/amazon-comprehend-workshop

Labs for Amazon Comprehend

Primary LanguageJupyter NotebookMIT LicenseMIT

Amazon Comprehend Workshop

Notebooks and examples on how to onboard and use various features of Amazon Comprehend Custom Classification

Getting Started Workshop

This is a place where you will find example to run Amazon Forecast workshop

Open the workshop folder to find a CloudFormation template that will deploy all the resources you need to build your Amazon Comprehend Custom Classification. The workshop provided can also serve as a template to building your own models with your own data.

In the workshop folder you will learn to:

Lab1

  1. Prepare a dataset for use with Amazon Comprehend Custom Classification bring your own dataset or use open dataset.
  2. Build models based on that dataset.
  3. Evaluate a model's performance based on real observations.

Lab2

  1. Use Amazon Comprehend via console and CLI
  2. Use Amazon Translate via console and CLI
  3. Use Amazon Trascribe via console and CLI

Process:

  1. Deploying Your Working Environment
  2. Run workshop lab to run Amazon comprehend custom classification
  3. Cleanup

That is a genereal order to this proccess. It is recommended that you clean up and delete all the resources usef for lab.

Deploying Your Working Environment

As mentioned above, the first step is to deploy a CloudFormation template that will perform much of the initial setup work for you. In another browser window or tab, login to your AWS account. Once you have done that, open the link below in a new tab to start the process of deploying the items you need via CloudFormation.

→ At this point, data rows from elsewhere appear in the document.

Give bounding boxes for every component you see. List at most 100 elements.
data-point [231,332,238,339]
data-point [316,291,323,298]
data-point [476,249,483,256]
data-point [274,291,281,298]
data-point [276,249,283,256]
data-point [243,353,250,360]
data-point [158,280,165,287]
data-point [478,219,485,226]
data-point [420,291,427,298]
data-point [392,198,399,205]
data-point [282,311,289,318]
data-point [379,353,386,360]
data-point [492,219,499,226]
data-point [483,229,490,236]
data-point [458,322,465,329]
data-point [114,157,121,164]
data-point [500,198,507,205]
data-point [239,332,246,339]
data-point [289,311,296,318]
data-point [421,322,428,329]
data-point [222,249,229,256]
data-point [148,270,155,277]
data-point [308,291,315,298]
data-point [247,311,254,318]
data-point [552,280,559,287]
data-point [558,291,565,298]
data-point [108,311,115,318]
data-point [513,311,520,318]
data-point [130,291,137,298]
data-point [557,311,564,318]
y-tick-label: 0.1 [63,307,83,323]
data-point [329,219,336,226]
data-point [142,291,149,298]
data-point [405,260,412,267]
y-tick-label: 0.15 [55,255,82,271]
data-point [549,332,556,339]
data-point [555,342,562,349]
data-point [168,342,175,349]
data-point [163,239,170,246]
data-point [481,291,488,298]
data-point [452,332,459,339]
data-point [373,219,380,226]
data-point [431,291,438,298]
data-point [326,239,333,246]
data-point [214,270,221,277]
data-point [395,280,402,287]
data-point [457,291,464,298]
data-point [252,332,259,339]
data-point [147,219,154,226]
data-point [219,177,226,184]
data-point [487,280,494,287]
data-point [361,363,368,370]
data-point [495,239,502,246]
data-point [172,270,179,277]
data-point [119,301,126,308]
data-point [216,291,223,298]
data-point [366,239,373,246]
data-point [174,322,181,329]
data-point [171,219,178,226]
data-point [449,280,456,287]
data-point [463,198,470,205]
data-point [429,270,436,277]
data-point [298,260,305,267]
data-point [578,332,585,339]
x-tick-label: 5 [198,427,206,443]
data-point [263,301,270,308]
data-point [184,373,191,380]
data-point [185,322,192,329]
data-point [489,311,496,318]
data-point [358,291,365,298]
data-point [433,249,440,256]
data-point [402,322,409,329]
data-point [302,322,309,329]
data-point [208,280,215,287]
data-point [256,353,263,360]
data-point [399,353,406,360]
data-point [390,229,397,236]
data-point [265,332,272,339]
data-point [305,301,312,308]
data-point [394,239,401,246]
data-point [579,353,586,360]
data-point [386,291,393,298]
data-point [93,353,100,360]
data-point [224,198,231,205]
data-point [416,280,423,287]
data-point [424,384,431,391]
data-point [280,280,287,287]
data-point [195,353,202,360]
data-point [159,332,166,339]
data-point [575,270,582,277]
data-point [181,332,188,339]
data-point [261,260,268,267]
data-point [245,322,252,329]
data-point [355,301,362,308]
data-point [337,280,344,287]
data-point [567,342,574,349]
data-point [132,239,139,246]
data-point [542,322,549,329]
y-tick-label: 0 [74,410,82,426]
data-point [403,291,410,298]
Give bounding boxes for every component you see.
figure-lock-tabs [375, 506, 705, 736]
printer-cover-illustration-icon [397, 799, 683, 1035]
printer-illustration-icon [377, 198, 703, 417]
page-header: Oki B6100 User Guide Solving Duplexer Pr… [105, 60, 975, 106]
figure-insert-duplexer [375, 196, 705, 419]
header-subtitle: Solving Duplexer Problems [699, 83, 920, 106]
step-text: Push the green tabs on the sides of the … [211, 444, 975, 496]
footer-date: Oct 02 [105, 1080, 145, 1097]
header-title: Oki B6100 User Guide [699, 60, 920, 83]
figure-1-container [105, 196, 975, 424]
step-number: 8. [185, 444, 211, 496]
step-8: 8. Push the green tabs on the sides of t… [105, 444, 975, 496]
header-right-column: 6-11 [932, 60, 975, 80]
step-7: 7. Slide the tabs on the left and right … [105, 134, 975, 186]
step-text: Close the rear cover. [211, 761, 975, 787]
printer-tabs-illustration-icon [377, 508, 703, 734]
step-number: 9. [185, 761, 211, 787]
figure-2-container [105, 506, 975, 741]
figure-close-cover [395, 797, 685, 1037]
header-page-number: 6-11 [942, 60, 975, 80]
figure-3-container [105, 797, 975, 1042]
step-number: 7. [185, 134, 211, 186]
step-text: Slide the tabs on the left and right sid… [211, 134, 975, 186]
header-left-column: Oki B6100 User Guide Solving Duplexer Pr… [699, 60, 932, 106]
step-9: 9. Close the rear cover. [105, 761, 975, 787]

This CloudFormation template will compelte the following:

  1. Create a SageMaker Role for your Lab
  2. Create a SageMaker Notebook Instance for your Lab
  3. Clone the Workshop codebase onto the Notebook Instance.

Launch Stack

Follow along with the screenshots below if you have any questions about deploying the stack.

Cloud Formation Wizard

Start by clicking Next at the bottom like this:

StackWizard

On this page you have a few tasks:

  1. Change the Stack name to something relevant like ComprehendCCLab
  2. Change the Notebook Name (Optional)
  3. Alter the VolumeSize for the SageMaker EBS volume, default is 10GB, if your dataset is expected to be larger, please increase this accordingly.

When you are done click Next at the bottom.

StackWizard2

This page is a bit longer so scroll to the bottom to click Next. All of the defaults should be sufficient to complete the Lab, if you have custom requirements alter as necessary.

StackWizard3

Again scroll to the bottom, check the box to enable the template to create new IAM resources and then click Create Stack.

StackWizard4

For a few minutes CloudFormation will be creating the resources described above on your behalf it will look like this while it is provisioning:

StackWizard5

Once it has completed you'll see green text like below indicating that the work has been completed:

StackWizard5

Now that your environment has been created go to the service page for Sageamaker by clicking Services in the top of the console and then searching for SageMaker and clicking the service.

StackWizard5

From the SageMaker console scroll until you see the green box indicating now many notebooks you have in service and click that.

StackWizard5

On this page you will see a list of any SageMaker notebooks you have running, simply click the Open Jupyter link on the Comprehend Lab notebook you have created

StackWizard5

This will open the Jupyter environment for your lab, think of it as a web based data science IDE if you are not familiar with it. It should Automatically open the amazon-comprehend-workshop folder for you, but if it does not do that by clicking on the folder icon in the browser on the left side of the screen and follow the documentation below to get started with your Lab!

Run workshop lab to run Amazon comprehend custom classification

Open amazon-comprehend-custom-classification.ipynb and follow along there.

Once this has completed you can move onto clean up.

Next Steps

The next step is to either compare the results from Comprehend against a previous approach and determine which one is more performant, if Comprehend is more performant or there is no existing system then the path to production is determining how to integrate the results with planners, analysts, or other software solutions. The data again is exportable in JSON or CSV so it is easy to develop automated procedures for this integration.

Cleanup

The scripts in this Lab provision various Comprehend, S3, and IAM resources. If you ran this Lab in your own account and would like to avoid ongoing charges related to these resources, open Cleanup.ipynb and run the cleanup scripts provided there. Wait for the scripts to complete, then tear down the CloudFormation stack you created at the beginning of these instructions.

License Summary

This sample code is made available under a modified MIT license. See the LICENSE file.